Central data servers are often subject to cyberattacks, system overload, and accidental data leaks. The Australian government, for example, has lost sensitive, re-identifiable medical records of 2.9 million Australians due to pure technical naïveté. Past instances of Australian police illegally accessing metadata on journalists also raise the question of what other purposes might be served by the government’s centralised access to otherwise encrypted identity data, and what might happen to the data down the track. Where will it be stored and by whom? What rules will govern access?
Data is valuable, especially bulk data of this sort, and citizens should not be asked to give it up without information, assurances, and appropriate rules.
Given these risks, a community of technical experts have developed de-centralised alternatives that replace the role of the government with an interactive web of Bluetooth-based apps. Google and Apple have also announced a partnership to roll out a de-centralised contact tracing app in May.
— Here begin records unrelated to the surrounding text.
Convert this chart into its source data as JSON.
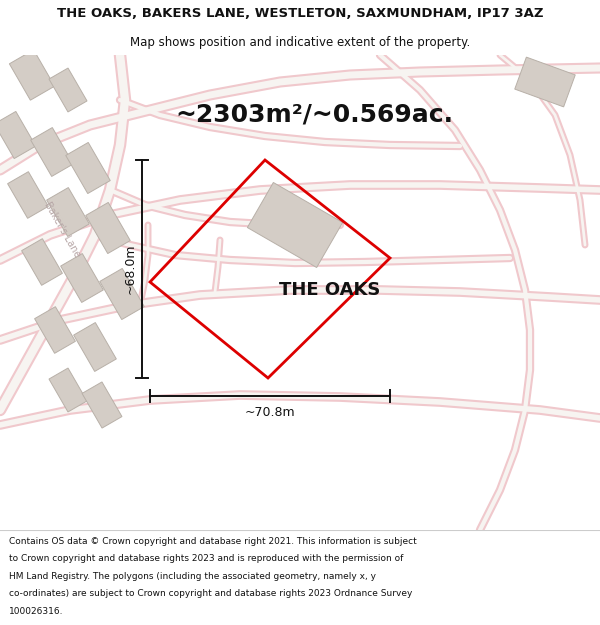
{
  "title_line1": "THE OAKS, BAKERS LANE, WESTLETON, SAXMUNDHAM, IP17 3AZ",
  "title_line2": "Map shows position and indicative extent of the property.",
  "area_text": "~2303m²/~0.569ac.",
  "property_label": "THE OAKS",
  "dim_width": "~70.8m",
  "dim_height": "~68.0m",
  "footer_lines": [
    "Contains OS data © Crown copyright and database right 2021. This information is subject",
    "to Crown copyright and database rights 2023 and is reproduced with the permission of",
    "HM Land Registry. The polygons (including the associated geometry, namely x, y",
    "co-ordinates) are subject to Crown copyright and database rights 2023 Ordnance Survey",
    "100026316."
  ],
  "bg_color": "#ffffff",
  "map_bg": "#f7f4f1",
  "road_color": "#f0c8cc",
  "road_fill": "#f8f0f1",
  "property_outline_color": "#dd0000",
  "building_color": "#d4cdc6",
  "building_outline": "#b8b0a8",
  "dim_line_color": "#111111",
  "text_color": "#111111",
  "bakers_lane_color": "#b8a8a8",
  "title_fontsize": 9.5,
  "subtitle_fontsize": 8.5,
  "area_fontsize": 18,
  "label_fontsize": 13,
  "dim_fontsize": 9,
  "footer_fontsize": 6.5,
  "bakers_lane_fontsize": 7
}
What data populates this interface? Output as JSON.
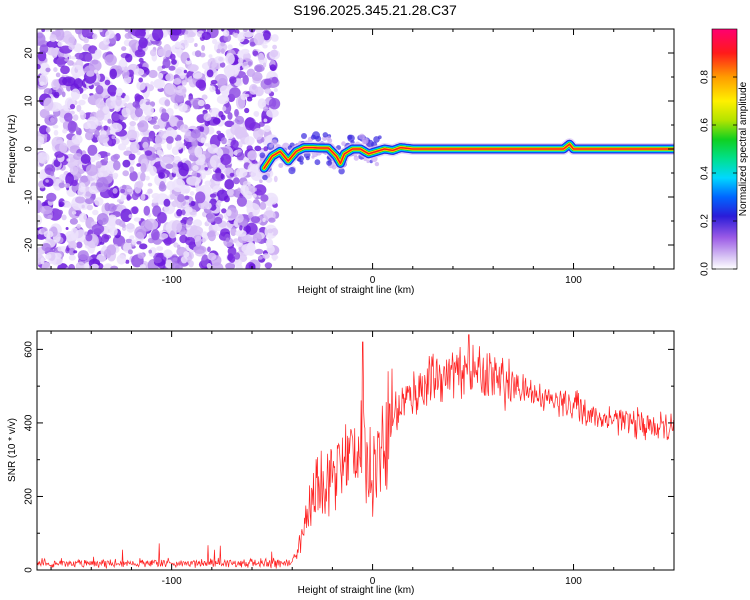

While de-centralised systems could potentially protect individual privacy from all parties (including the government), their success relies heavily on individuals to voluntarily and accurately upload their data to the system when they test positive.
Indeed, achieving effective contact tracing without any centralised control is not an easy task, and time is what governments around the world do not have. But populations should not be forced to choose between safety and privacy – the solution will mostly likely lie somewhere in between. As long as privacy-preserving options exist, we must ensure that our authorities consider them and adhere to a transparent decision-making process with sufficient accountability protections. We must protect against overreach as much as the virus itself.